Hasmonean High School has retained its rank as outstanding for Jewish studies after the latest visit from Pikuach, the Board of Deputies-run inspection service.

Inspectors were just as impressed with the Orthodox school’s Jewish studies programme as they were five years ago.

A “dynamic and creative vision” for Jewish education offered “memorable experiences and rich opportunities for high-quality learning”.

Provision for children with special needs was praised as it was for gifted students.

Around 30 per cent of the timetable is devoted to Jewish studies, rising to 50 per cent when after-school classes and Sunday lessons are included.

Last year all boys who left school went to yeshivah, while over the last four years, 80 per cent of girls attended a seminary or another religious course in Israel.

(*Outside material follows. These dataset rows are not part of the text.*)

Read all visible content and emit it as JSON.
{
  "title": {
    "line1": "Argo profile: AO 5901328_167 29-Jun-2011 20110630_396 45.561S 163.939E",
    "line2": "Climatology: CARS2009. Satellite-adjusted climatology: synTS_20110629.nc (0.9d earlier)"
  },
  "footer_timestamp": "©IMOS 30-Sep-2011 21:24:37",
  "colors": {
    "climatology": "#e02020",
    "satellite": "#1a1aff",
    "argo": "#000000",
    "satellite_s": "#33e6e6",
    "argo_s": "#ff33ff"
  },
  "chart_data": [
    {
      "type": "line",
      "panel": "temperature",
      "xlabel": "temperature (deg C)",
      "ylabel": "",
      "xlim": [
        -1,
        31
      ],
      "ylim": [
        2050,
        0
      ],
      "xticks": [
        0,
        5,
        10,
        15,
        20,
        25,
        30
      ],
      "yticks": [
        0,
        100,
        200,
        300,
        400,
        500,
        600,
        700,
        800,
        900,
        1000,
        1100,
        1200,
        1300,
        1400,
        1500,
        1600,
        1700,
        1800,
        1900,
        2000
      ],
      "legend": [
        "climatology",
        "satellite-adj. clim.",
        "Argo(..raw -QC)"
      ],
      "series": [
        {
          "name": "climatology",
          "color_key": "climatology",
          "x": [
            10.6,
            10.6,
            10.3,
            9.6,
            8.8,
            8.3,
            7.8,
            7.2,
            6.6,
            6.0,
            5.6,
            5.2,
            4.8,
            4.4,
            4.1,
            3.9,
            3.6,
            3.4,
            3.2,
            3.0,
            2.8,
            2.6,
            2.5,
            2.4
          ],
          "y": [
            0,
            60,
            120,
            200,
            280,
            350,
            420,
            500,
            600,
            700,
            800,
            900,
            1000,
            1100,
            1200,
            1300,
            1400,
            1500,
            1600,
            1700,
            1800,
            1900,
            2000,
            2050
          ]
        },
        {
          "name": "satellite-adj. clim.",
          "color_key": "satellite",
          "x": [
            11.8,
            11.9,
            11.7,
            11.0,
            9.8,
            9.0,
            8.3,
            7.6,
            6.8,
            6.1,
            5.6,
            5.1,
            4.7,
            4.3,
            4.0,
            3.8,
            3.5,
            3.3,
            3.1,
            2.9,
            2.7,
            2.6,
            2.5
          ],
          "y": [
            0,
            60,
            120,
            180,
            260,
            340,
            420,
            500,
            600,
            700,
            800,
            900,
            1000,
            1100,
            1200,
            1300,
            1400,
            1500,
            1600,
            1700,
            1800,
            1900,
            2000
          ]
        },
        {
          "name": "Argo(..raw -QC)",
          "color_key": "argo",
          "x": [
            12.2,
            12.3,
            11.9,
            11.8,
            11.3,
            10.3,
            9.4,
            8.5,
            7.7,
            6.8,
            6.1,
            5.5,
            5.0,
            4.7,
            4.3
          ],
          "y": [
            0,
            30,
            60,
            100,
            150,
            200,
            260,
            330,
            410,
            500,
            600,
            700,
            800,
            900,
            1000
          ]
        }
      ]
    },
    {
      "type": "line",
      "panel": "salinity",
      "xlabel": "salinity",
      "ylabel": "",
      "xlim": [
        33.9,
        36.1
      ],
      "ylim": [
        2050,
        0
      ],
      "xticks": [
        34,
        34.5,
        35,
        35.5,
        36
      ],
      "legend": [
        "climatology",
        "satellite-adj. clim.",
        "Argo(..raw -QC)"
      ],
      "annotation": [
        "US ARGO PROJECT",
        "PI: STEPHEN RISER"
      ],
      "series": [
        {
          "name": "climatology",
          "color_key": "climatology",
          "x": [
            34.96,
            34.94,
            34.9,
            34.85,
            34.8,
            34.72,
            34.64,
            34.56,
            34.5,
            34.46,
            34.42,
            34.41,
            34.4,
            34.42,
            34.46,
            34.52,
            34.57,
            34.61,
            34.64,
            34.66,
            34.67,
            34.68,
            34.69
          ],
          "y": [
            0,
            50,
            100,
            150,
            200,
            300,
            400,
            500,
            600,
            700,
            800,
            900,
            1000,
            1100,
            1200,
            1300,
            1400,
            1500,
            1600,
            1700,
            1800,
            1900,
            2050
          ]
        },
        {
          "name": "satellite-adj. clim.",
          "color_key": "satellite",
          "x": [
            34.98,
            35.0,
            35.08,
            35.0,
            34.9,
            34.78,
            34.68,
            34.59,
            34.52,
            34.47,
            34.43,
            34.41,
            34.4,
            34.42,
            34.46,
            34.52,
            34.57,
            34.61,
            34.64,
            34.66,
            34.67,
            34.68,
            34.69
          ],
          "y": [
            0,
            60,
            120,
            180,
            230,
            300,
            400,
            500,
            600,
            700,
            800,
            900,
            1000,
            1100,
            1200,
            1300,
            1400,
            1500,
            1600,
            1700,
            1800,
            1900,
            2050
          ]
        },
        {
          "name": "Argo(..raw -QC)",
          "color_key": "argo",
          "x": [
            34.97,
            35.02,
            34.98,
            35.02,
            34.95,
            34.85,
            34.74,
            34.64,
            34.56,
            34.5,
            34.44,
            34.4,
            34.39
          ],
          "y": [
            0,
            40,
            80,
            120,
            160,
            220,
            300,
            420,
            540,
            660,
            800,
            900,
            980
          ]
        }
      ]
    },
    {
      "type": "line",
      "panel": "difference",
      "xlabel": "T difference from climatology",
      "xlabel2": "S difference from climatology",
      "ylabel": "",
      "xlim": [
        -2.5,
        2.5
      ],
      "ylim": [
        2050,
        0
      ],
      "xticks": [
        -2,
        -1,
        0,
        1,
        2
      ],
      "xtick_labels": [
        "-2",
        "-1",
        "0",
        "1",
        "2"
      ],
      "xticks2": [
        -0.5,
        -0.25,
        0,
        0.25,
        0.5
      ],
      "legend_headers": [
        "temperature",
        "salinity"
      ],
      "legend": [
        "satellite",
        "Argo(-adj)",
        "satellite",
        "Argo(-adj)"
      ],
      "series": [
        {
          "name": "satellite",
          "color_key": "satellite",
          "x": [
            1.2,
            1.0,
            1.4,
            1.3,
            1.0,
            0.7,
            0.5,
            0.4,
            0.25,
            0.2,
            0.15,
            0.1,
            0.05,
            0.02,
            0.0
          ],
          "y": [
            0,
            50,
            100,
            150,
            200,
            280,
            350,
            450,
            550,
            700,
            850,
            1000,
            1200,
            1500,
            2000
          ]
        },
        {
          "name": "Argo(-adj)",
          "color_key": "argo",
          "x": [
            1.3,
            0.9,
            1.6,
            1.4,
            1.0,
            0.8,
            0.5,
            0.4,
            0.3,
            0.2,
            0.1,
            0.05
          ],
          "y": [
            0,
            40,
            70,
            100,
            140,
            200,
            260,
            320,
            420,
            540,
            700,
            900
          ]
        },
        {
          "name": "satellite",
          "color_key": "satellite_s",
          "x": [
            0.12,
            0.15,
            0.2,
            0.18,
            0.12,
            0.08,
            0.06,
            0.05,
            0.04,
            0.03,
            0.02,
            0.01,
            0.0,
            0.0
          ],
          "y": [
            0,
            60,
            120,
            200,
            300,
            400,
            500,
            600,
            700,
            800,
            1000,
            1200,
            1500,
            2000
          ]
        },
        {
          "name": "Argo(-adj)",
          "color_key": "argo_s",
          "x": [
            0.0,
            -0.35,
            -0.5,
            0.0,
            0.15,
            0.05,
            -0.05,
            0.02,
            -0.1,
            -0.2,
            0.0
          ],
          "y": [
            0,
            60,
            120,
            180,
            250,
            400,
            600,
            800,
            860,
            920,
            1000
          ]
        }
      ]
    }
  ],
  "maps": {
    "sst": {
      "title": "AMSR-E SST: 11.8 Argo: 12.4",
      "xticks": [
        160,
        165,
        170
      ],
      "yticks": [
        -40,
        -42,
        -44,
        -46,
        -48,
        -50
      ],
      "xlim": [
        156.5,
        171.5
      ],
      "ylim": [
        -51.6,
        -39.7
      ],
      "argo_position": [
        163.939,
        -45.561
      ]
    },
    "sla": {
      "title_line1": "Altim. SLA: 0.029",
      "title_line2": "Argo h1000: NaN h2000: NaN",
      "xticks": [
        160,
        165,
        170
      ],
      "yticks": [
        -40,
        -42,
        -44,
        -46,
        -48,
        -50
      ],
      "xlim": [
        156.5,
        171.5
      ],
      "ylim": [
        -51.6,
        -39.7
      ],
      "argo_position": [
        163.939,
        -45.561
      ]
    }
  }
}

“There has been a huge drive with the new Chumash curriculum to improve textual skills and raise the level of students’ learning, including the accelerated track for girls,” Pikuach reported. “Some lessons are delivered entirely in Ivrit to prepare the girls for seminary in Israel.”

Half of the girls do extra learning at lunchtime or after school, while participation in the “Kodesh Extra” sessions for girl has risen by nearly a fifth over the past year to 290 girls a week.

The increase in students in voluntary classes “reflects the inspiring programme developed by the Jewish studies department,” Pikuach said.

Nearly every student made good or better progress in Chumash in the first five years, while 90 per cent of boys did so in Talmud over the first four.

For biblical Hebrew GCSE and A-level, half of entrants achieved A* or A; for religious studies GCSE, at least 85 per cent achieved A* to C in the past three years, while 54 per cent of those who took A-level religious studies last year gained A* or A.

Boys were able to apply the skills they learned through Talmud study more widely, one telling Pikuach, “It helps me with my revision techniques and this has improved my grades”.

The school fostered a respect for other communities. Girls visited an Islamic school, while after the Grenfell Tower fire, boys created a condolence book which was sent to the Mayor of London, Sadiq Khan.

Pikuach said that “alumni of the school become outstanding role models for Hasmonean students and younger people in the wider community. For example, in the sixth form Beis programme, alumni return and learn one-to-one with students.”

Andrew McClusky, Hasmonean’s executive headteacher, and chairman of governors Marc Meyer were “incredibly proud” of the findings.“It is now our responsibility in the years ahead to ensure that each and every child continues to be as inspired and fulfilled by their religious education as possible,” they said.